We feel that the educational environment of Emory's radiology residency is second to none.  Educational opportunities abound and take several forms:

Daily Read-out

With celebrated clinical faculty who love to teach in every recognized subspecialty, the day-to-day read-outs and "at the PACS" one-on-one teaching form the dominant thread in our educational fabric. Dedicating a rotation to one subspecialty or super-subspecialty and working with expert faculty afford an unparalleled opportunity for learning and practicing all areas of radiology.

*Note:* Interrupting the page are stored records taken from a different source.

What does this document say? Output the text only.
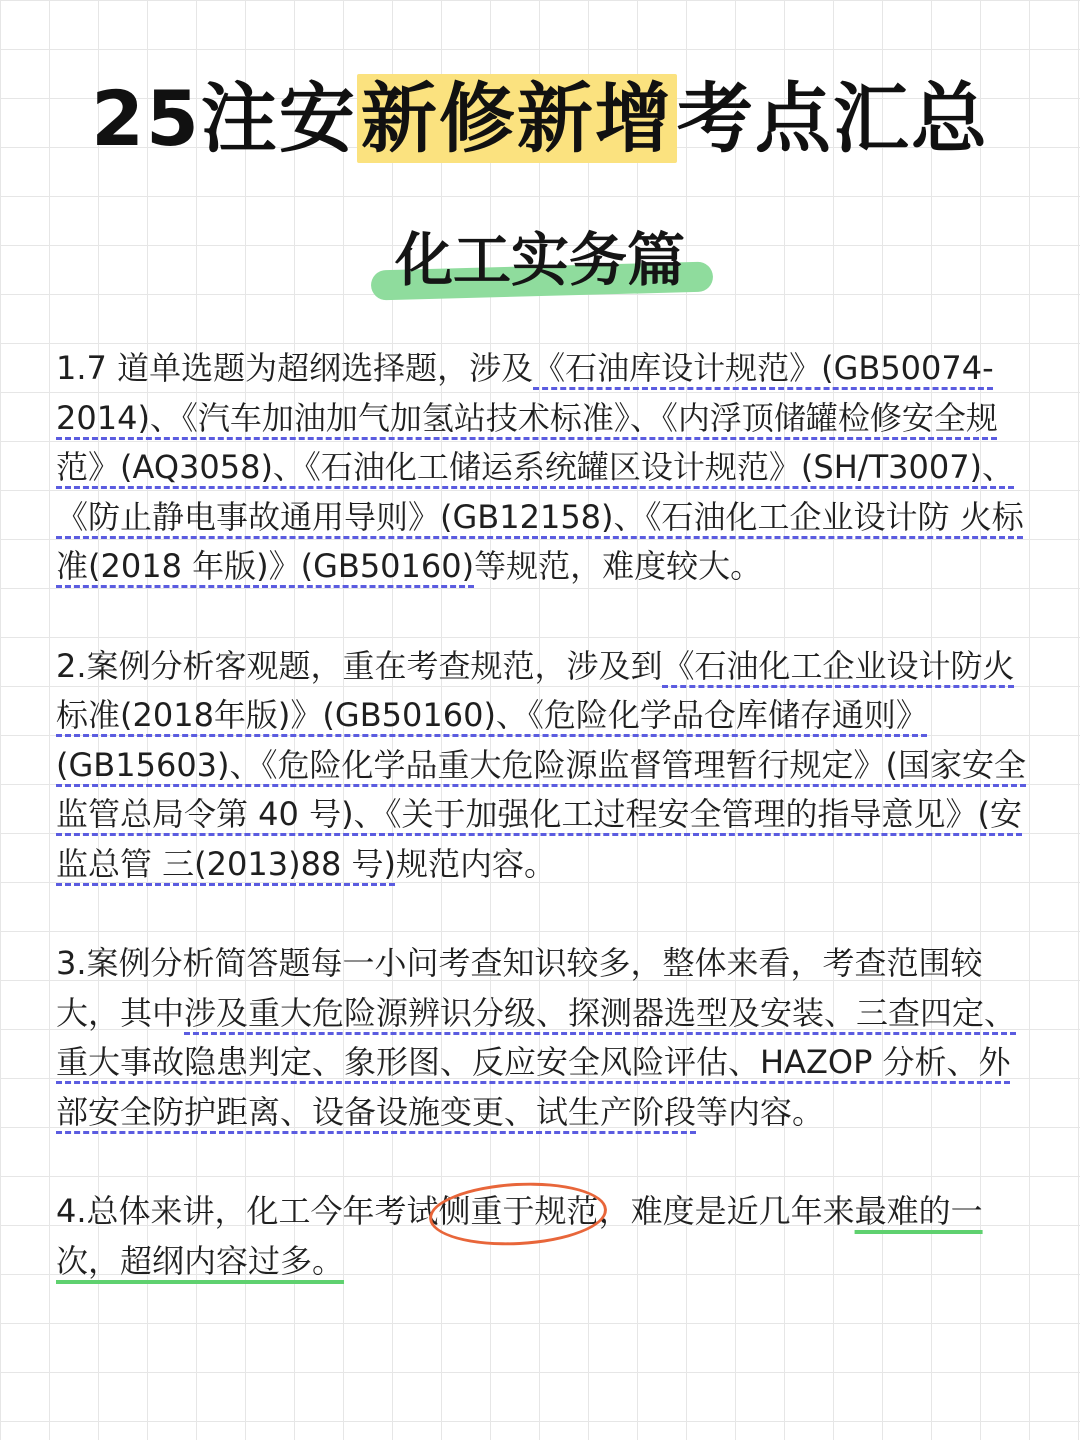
25注安新修新增考点汇总
化工实务篇

1.7 道单选题为超纲选择题，涉及《石油库设计规范》(GB50074-2014)、《汽车加油加气加氢站技术标准》、《内浮顶储罐检修安全规范》(AQ3058)、《石油化工储运系统罐区设计规范》(SH/T3007)、《防止静电事故通用导则》(GB12158)、《石油化工企业设计防 火标准(2018 年版)》(GB50160)等规范，难度较大。

2.案例分析客观题，重在考查规范，涉及到《石油化工企业设计防火标准(2018年版)》(GB50160)、《危险化学品仓库储存通则》(GB15603)、《危险化学品重大危险源监督管理暂行规定》(国家安全监管总局令第 40 号)、《关于加强化工过程安全管理的指导意见》(安监总管 三(2013)88 号)规范内容。

3.案例分析简答题每一小问考查知识较多，整体来看，考查范围较大，其中涉及重大危险源辨识分级、探测器选型及安装、三查四定、 重大事故隐患判定、象形图、反应安全风险评估、HAZOP 分析、外部安全防护距离、设备设施变更、试生产阶段等内容。

4.总体来讲，化工今年考试侧重于规范，难度是近几年来最难的一次，超纲内容过多。
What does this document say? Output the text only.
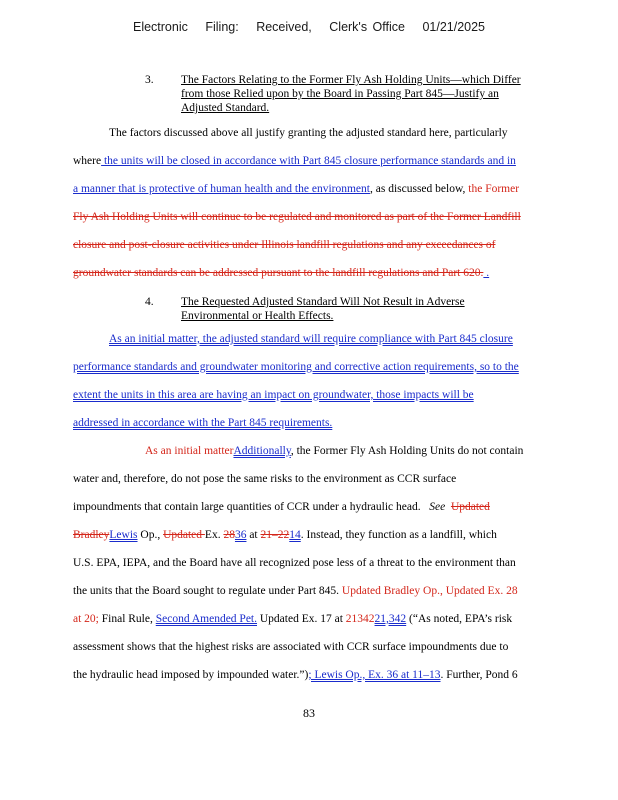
Electronic Filing: Received, Clerk's Office 01/21/2025
3. The Factors Relating to the Former Fly Ash Holding Units—which Differ
from those Relied upon by the Board in Passing Part 845—Justify an
Adjusted Standard.
The factors discussed above all justify granting the adjusted standard here, particularly
where the units will be closed in accordance with Part 845 closure performance standards and in
a manner that is protective of human health and the environment, as discussed below, the Former
Fly Ash Holding Units will continue to be regulated and monitored as part of the Former Landfill
closure and post-closure activities under Illinois landfill regulations and any exceedances of
groundwater standards can be addressed pursuant to the landfill regulations and Part 620. .
4. The Requested Adjusted Standard Will Not Result in Adverse
Environmental or Health Effects.
As an initial matter, the adjusted standard will require compliance with Part 845 closure
performance standards and groundwater monitoring and corrective action requirements, so to the
extent the units in this area are having an impact on groundwater, those impacts will be
addressed in accordance with the Part 845 requirements.
As an initial matterAdditionally, the Former Fly Ash Holding Units do not contain
water and, therefore, do not pose the same risks to the environment as CCR surface
impoundments that contain large quantities of CCR under a hydraulic head. See Updated
BradleyLewis Op., Updated Ex. 2836 at 21–2214. Instead, they function as a landfill, which
U.S. EPA, IEPA, and the Board have all recognized pose less of a threat to the environment than
the units that the Board sought to regulate under Part 845. Updated Bradley Op., Updated Ex. 28
at 20; Final Rule, Second Amended Pet. Updated Ex. 17 at 2134221,342 (“As noted, EPA’s risk
assessment shows that the highest risks are associated with CCR surface impoundments due to
the hydraulic head imposed by impounded water.”); Lewis Op., Ex. 36 at 11–13. Further, Pond 6
83
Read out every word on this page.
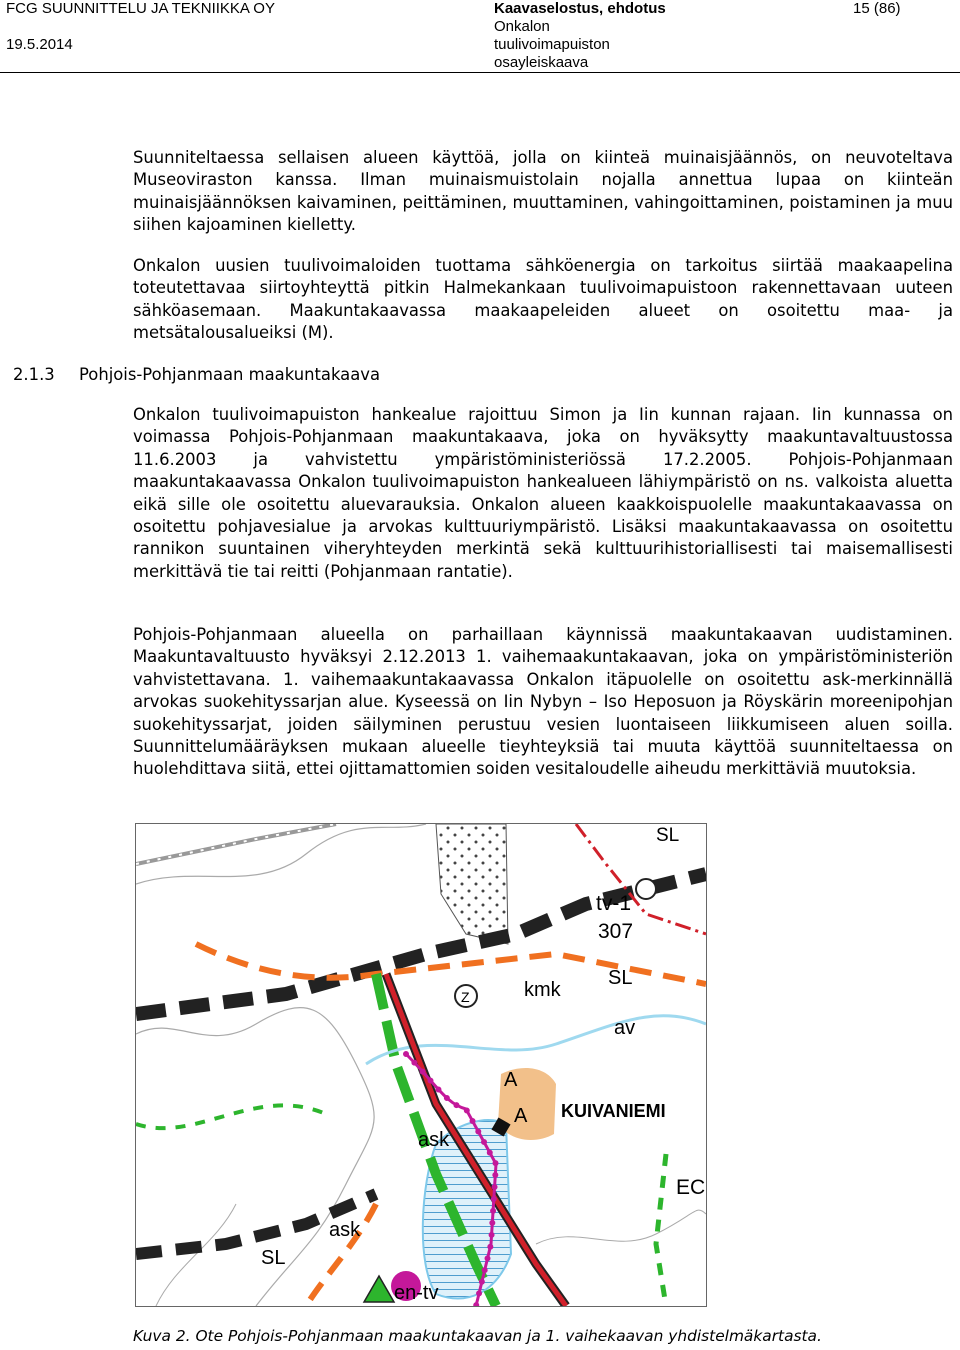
FCG SUUNNITTELU JA TEKNIIKKA OY
19.5.2014
Kaavaselostus, ehdotus
Onkalon
tuulivoimapuiston
osayleiskaava
15 (86)

Suunniteltaessa sellaisen alueen käyttöä, jolla on kiinteä muinaisjäännös, on neuvoteltava Museoviraston kanssa. Ilman muinaismuistolain nojalla annettua lupaa on kiinteän muinaisjäännöksen kaivaminen, peittäminen, muuttaminen, vahingoittaminen, poistaminen ja muu siihen kajoaminen kielletty.

Onkalon uusien tuulivoimaloiden tuottama sähköenergia on tarkoitus siirtää maakaapelina toteutettavaa siirtoyhteyttä pitkin Halmekankaan tuulivoimapuistoon rakennettavaan uuteen sähköasemaan. Maakuntakaavassa maakaapeleiden alueet on osoitettu maa- ja metsätalousalueiksi (M).

2.1.3 Pohjois-Pohjanmaan maakuntakaava

Onkalon tuulivoimapuiston hankealue rajoittuu Simon ja Iin kunnan rajaan. Iin kunnassa on voimassa Pohjois-Pohjanmaan maakuntakaava, joka on hyväksytty maakuntavaltuustossa 11.6.2003 ja vahvistettu ympäristöministeriössä 17.2.2005. Pohjois-Pohjanmaan maakuntakaavassa Onkalon tuulivoimapuiston hankealueen lähiympäristö on ns. valkoista aluetta eikä sille ole osoitettu aluevarauksia. Onkalon alueen kaakkoispuolelle maakuntakaavassa on osoitettu pohjavesialue ja arvokas kulttuuriympäristö. Lisäksi maakuntakaavassa on osoitettu rannikon suuntainen viheryhteyden merkintä sekä kulttuurihistoriallisesti tai maisemallisesti merkittävä tie tai reitti (Pohjanmaan rantatie).

Pohjois-Pohjanmaan alueella on parhaillaan käynnissä maakuntakaavan uudistaminen. Maakuntavaltuusto hyväksyi 2.12.2013 1. vaihemaakuntakaavan, joka on ympäristöministeriön vahvistettavana. 1. vaihemaakuntakaavassa Onkalon itäpuolelle on osoitettu ask-merkinnällä arvokas suokehityssarjan alue. Kyseessä on Iin Nybyn – Iso Heposuon ja Röyskärin moreenipohjan suokehityssarjat, joiden säilyminen perustuu vesien luontaiseen liikkumiseen aluen soilla. Suunnittelumääräyksen mukaan alueelle tieyhteyksiä tai muuta käyttöä suunniteltaessa on huolehdittava siitä, ettei ojittamattomien soiden vesitaloudelle aiheudu merkittäviä muutoksia.

Z
SL
tv-1
307
kmk
SL
av
A
A KUIVANIEMI
ask
ask
EC
SL
en-tv

Kuva 2. Ote Pohjois-Pohjanmaan maakuntakaavan ja 1. vaihekaavan yhdistelmäkartasta.
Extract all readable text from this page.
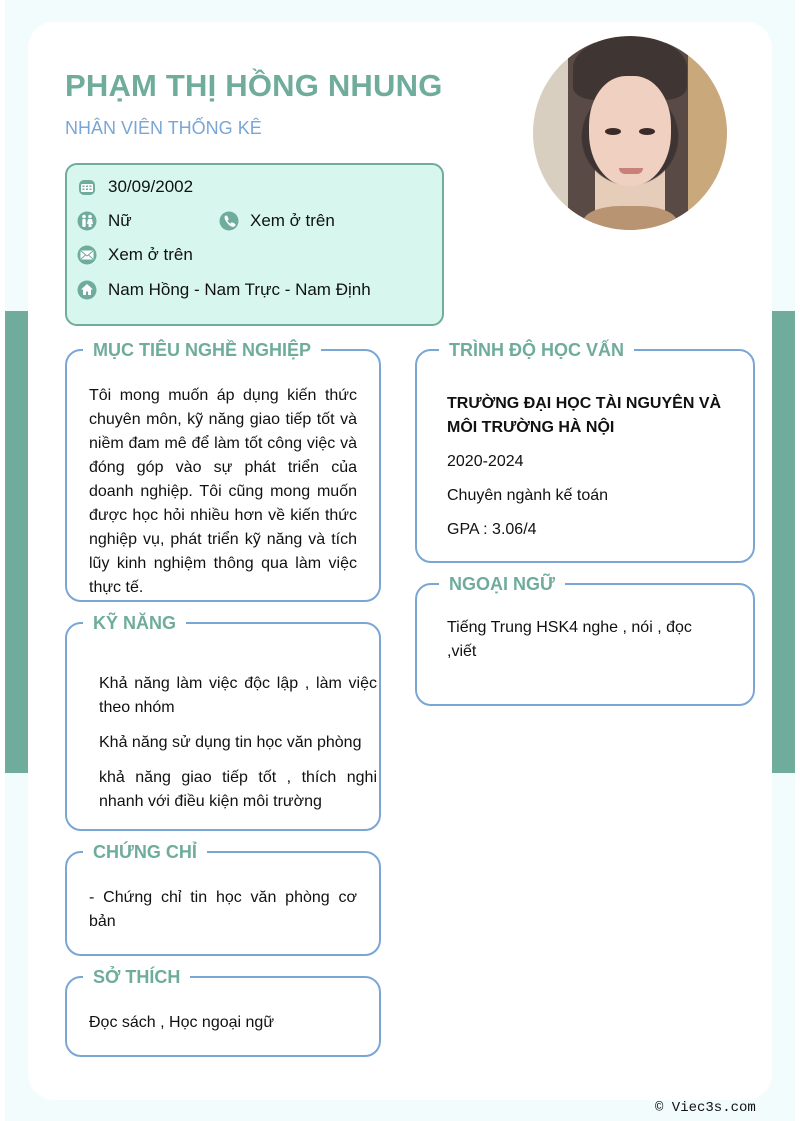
PHẠM THỊ HỒNG NHUNG
NHÂN VIÊN THỐNG KÊ
30/09/2002
Nữ	Xem ở trên
Xem ở trên
Nam Hồng - Nam Trực - Nam Định
MỤC TIÊU NGHỀ NGHIỆP
Tôi mong muốn áp dụng kiến thức chuyên môn, kỹ năng giao tiếp tốt và niềm đam mê để làm tốt công việc và đóng góp vào sự phát triển của doanh nghiệp. Tôi cũng mong muốn được học hỏi nhiều hơn về kiến thức nghiệp vụ, phát triển kỹ năng và tích lũy kinh nghiệm thông qua làm việc thực tế.
KỸ NĂNG
Khả năng làm việc độc lập , làm việc theo nhóm
Khả năng sử dụng tin học văn phòng
khả năng giao tiếp tốt , thích nghi nhanh với điều kiện môi trường
CHỨNG CHỈ
- Chứng chỉ tin học văn phòng cơ bản
SỞ THÍCH
Đọc sách , Học ngoại ngữ
TRÌNH ĐỘ HỌC VẤN
TRƯỜNG ĐẠI HỌC TÀI NGUYÊN VÀ MÔI TRƯỜNG HÀ NỘI
2020-2024
Chuyên ngành kế toán
GPA : 3.06/4
NGOẠI NGỮ
Tiếng Trung HSK4 nghe , nói , đọc ,viết
© Viec3s.com
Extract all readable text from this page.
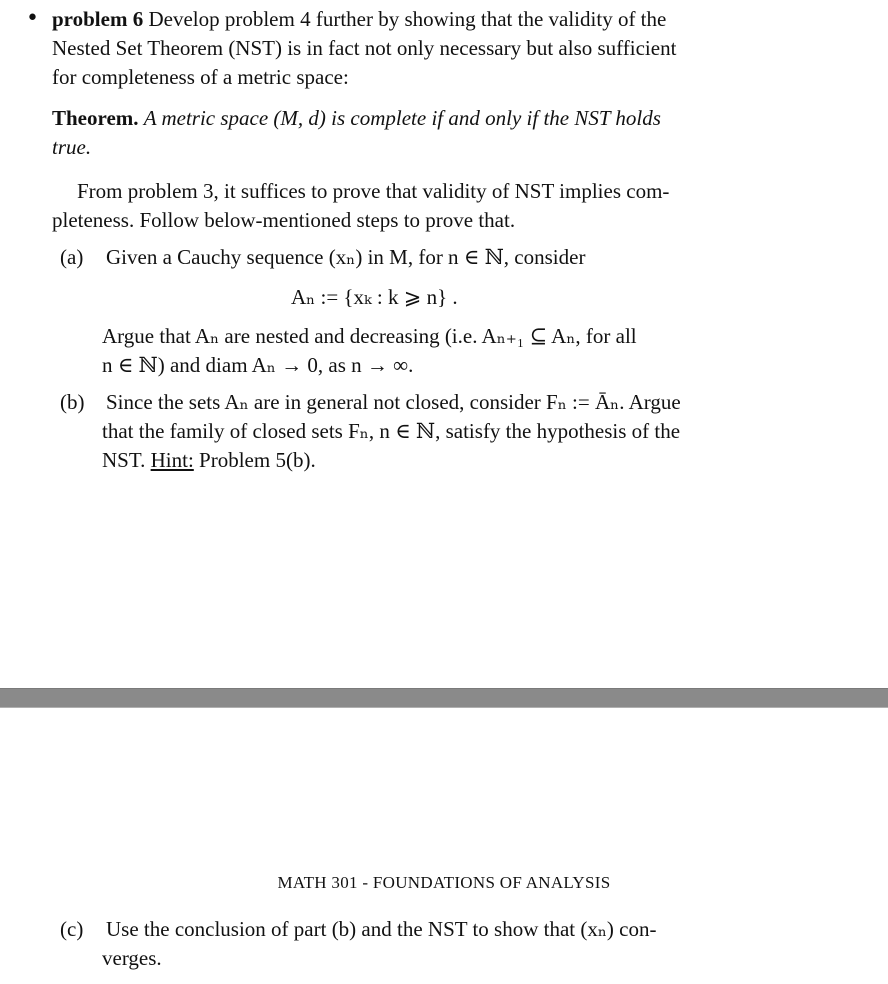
• problem 6 Develop problem 4 further by showing that the validity of the
Nested Set Theorem (NST) is in fact not only necessary but also sufficient
for completeness of a metric space:
Theorem. A metric space (M, d) is complete if and only if the NST holds
true.
From problem 3, it suffices to prove that validity of NST implies com-
pleteness. Follow below-mentioned steps to prove that.
(a) Given a Cauchy sequence (xₙ) in M, for n ∈ ℕ, consider
Aₙ := {xₖ : k ⩾ n} .
Argue that Aₙ are nested and decreasing (i.e. Aₙ₊₁ ⊆ Aₙ, for all
n ∈ ℕ) and diam Aₙ → 0, as n → ∞.
(b) Since the sets Aₙ are in general not closed, consider Fₙ := Āₙ. Argue
that the family of closed sets Fₙ, n ∈ ℕ, satisfy the hypothesis of the
NST. Hint: Problem 5(b).
MATH 301 - FOUNDATIONS OF ANALYSIS
(c) Use the conclusion of part (b) and the NST to show that (xₙ) con-
verges.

The breadth and diversity of pathology we see are a direct result of our world-class teaching hospitals (Clinical sites). The extent of our Department, our strong case mix and case volume mean plenty of examinations and procedures to go around.

Our curriculum

We developed our current curriculum with recent changes to the ABR exam timing and RRC/ACGME program requirements in mind. Our residents rotate through all facets of radiology within the first 3 years. Super-subspecialty rotations for our residents include interventional neuroradiology, head and neck imaging, and body MRI. Elective and non-VIR procedure rotations are available as well. Our R4 year is currently comprised of approximately 9 months of dedicated elective time.

Conferences

Protected conference time for our residents is another key component of the stellar education our Department offers. To ensure that every topic is well-covered, a structured curriculum of didactic and case conference lectures comprises the bulk of the daily noon conferences; journal clubs, call-preparation seminars, and informal topic-centered discussions (our monthly "Lunch with Chair") make up the rest. A separate curriculum of physics lectures is also given. We recently implemented an audience response system as well. Most Wednesday mornings, our Department holds Grand Rounds, with special lectures from our own faculty and experts from across the world. Weekly divisional conferences specific to certain subspecialty rotations and various interdisciplinary conferences round out our conference experience. Our residents have ample opportunity to be involved in teaching of medical students, other residents and other healthcare providers.

Research

Whether through our research track or not, the size and breadth of our clinical department and translational/basic science labs allow numerous opportunities for interested residents to pursue research projects. Our residents have been involved in various scholarly endeavors, ranging from clinical and basic science research to quality and safety projects. Scholarly activities are strongly encouraged.

National Radiology Meetings

Our residency leadership strongly advocates resident involvement in the greater radiology community. Resident scholarship is avidly promoted; our Department currently provides funding for residents to present at national radiology meetings. Our department typically has a strong showing at major national radiology meetings, including RSNA, AUR, ACR, ARRS, ASER, ASNR, and others.

Call

Yes, call IS educational! Most residents we know would agree that taking call allows them to synthesize and apply their radiology education while building the skills of speed and confidence through independence (though, of course, there is always backup available from upper-level residents, fellows, and attendings). Radiology call at Emory includes a combination of night-float and traditional call.

Library

Reading is a fundamental part of radiology education. A broad selection of textbooks, review books, journals, video/multimedia collections, and other resources is available at the main departmental library, subspecialty libraries, and site-specific libraries. Our residents currently have access to multiple teaching files, our intradepartmental website, and resources of the libraries of Emory University. A yearly professional development fund covers the purchase of radiology books and other educational tools.

The American Institute of Radiologic Pathology

Our residents are currently offered the opportunity to attend the four-week course in radiology-pathology correlation offered by the AIRP (formerly known as the AFIP).